Our conclusion was that the company was looking to take blockchain technology and apply it to an industry that, presently, is underpinned a less advanced framework. It has taken a couple of months and we have finally got an answer. Turns out we weren’t quite on the money but we were in the right ballpark. On October 18, Envoy put out this release.
Basically, the company is going to change its name to Black Cactus Global and, concurrent to the name change, has signed an agreement that will see it acquire what it calls a Digital-to-Real Financial Trading and Processing Platform.
These sort of press releases, and especially as is the case in this space right now (the blockchain and cryptocurrency space) are often filled with jargon. Most of the time it’s not because the company is trying to confuse readers, but because even those writing press releases aren’t really sure exactly what they are trying to get across. This is a new space and technology is very much at the stage where it’s complicated to the masses.
What Black Cactus Global is trying to say here is that the company has picked up an as-yet-unnamed platform (unnamed in the sense that we don’t know which platform it is, there’s a good chance it’s one of the existing and well-established platforms in the sector) that is capable of exchanging fiat currency (so, USD, GBP, etc.) to cryptocurrency and back again. This is an important discrepancy – the company calls it digital currency, which it is not. Cryptocurrency is backed by encryption while digital currency is just a virtual representation of fiat (so, PayPal, for example).
Anyway, the company now has this platform in hand and the company’s co-founder and managing director, Lawrence Cummins, who reportedly holds degrees from The University of Oxford and Northwestern, is set to become CEO of Black Cactus Global.
So where does the company go from here?
Well, it all depends on what the plan is as far as expansion is concerned. What we don’t yet know is whether Black Cactus Global intends to run this platform as a sort of primary operation or whether it intends to build out the technology to include ancillary services – just has Coinbase, the online wallet and exchange company that currently dominates the bitcoin space has done with GDAX, it’s algo-trading platform, for example.
If this latter scenario is the case, there’s the potential for some near-term growth on a couple of fronts – user acquisition and service expansion. Primarily, then, that’s what we are looking for from the newly named Black Cactus Global near term.
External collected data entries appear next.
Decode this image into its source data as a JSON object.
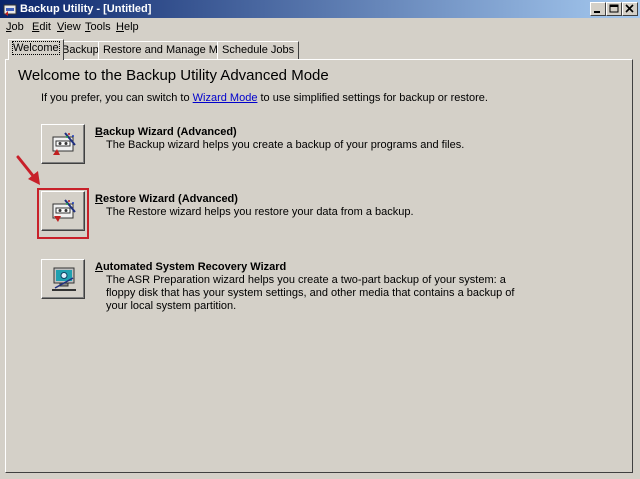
{
  "window": {
    "title": "Backup Utility - [Untitled]"
  },
  "menu": [
    {
      "label": "Job",
      "key": "J",
      "rest": "ob"
    },
    {
      "label": "Edit",
      "key": "E",
      "rest": "dit"
    },
    {
      "label": "View",
      "key": "V",
      "rest": "iew"
    },
    {
      "label": "Tools",
      "key": "T",
      "rest": "ools"
    },
    {
      "label": "Help",
      "key": "H",
      "rest": "elp"
    }
  ],
  "tabs": [
    "Welcome",
    "Backup",
    "Restore and Manage Media",
    "Schedule Jobs"
  ],
  "main": {
    "heading": "Welcome to the Backup Utility Advanced Mode",
    "intro_before": "If you prefer, you can switch to ",
    "intro_link": "Wizard Mode",
    "intro_after": " to use simplified settings for backup or restore."
  },
  "wizards": {
    "backup": {
      "title_key": "B",
      "title_rest": "ackup Wizard (Advanced)",
      "description": "The Backup wizard helps you create a backup of your programs and files."
    },
    "restore": {
      "title_key": "R",
      "title_rest": "estore Wizard (Advanced)",
      "description": "The Restore wizard helps you restore your data from a backup."
    },
    "asr": {
      "title_key": "A",
      "title_rest": "utomated System Recovery Wizard",
      "description": "The ASR Preparation wizard helps you create a two-part backup of your system: a floppy disk that has your system settings, and other media that contains a backup of your local system partition."
    }
  },
  "colors": {
    "title_gradient_start": "#0a246a",
    "title_gradient_end": "#a6caf0",
    "face": "#d4d0c8",
    "highlight_annotation": "#c8202a",
    "link": "#0000cc"
  },
  "icons": {
    "app": "backup-app-icon",
    "minimize": "minimize-icon",
    "maximize": "maximize-icon",
    "close": "close-icon",
    "backup": "backup-wizard-icon",
    "restore": "restore-wizard-icon",
    "asr": "asr-wizard-icon",
    "annotation": "red-arrow-icon"
  }
}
If the company can serve up some clarity as to exactly which platform it has acquired it will be possible to put together some estimates as to what the impact of this acquisition will be from a revenues perspective based on estimated user count count as things stand.
Management has stated that it intends to put out further communication associated with the transaction near term, so there is a good chance we will get what we’re looking for from the company before the close of this quarter. When we do, it could run.
Keep in mind that this is a volatile space right now and there’s no guarantee that the platform this company has acquired is already established and, in turn, has any users. With that said, however, bitcoin continues to rise ($5,800 at last count) and even against the backdrop of muted operational activity, there is a good chance Black Cactus Global will appreciate moving forward.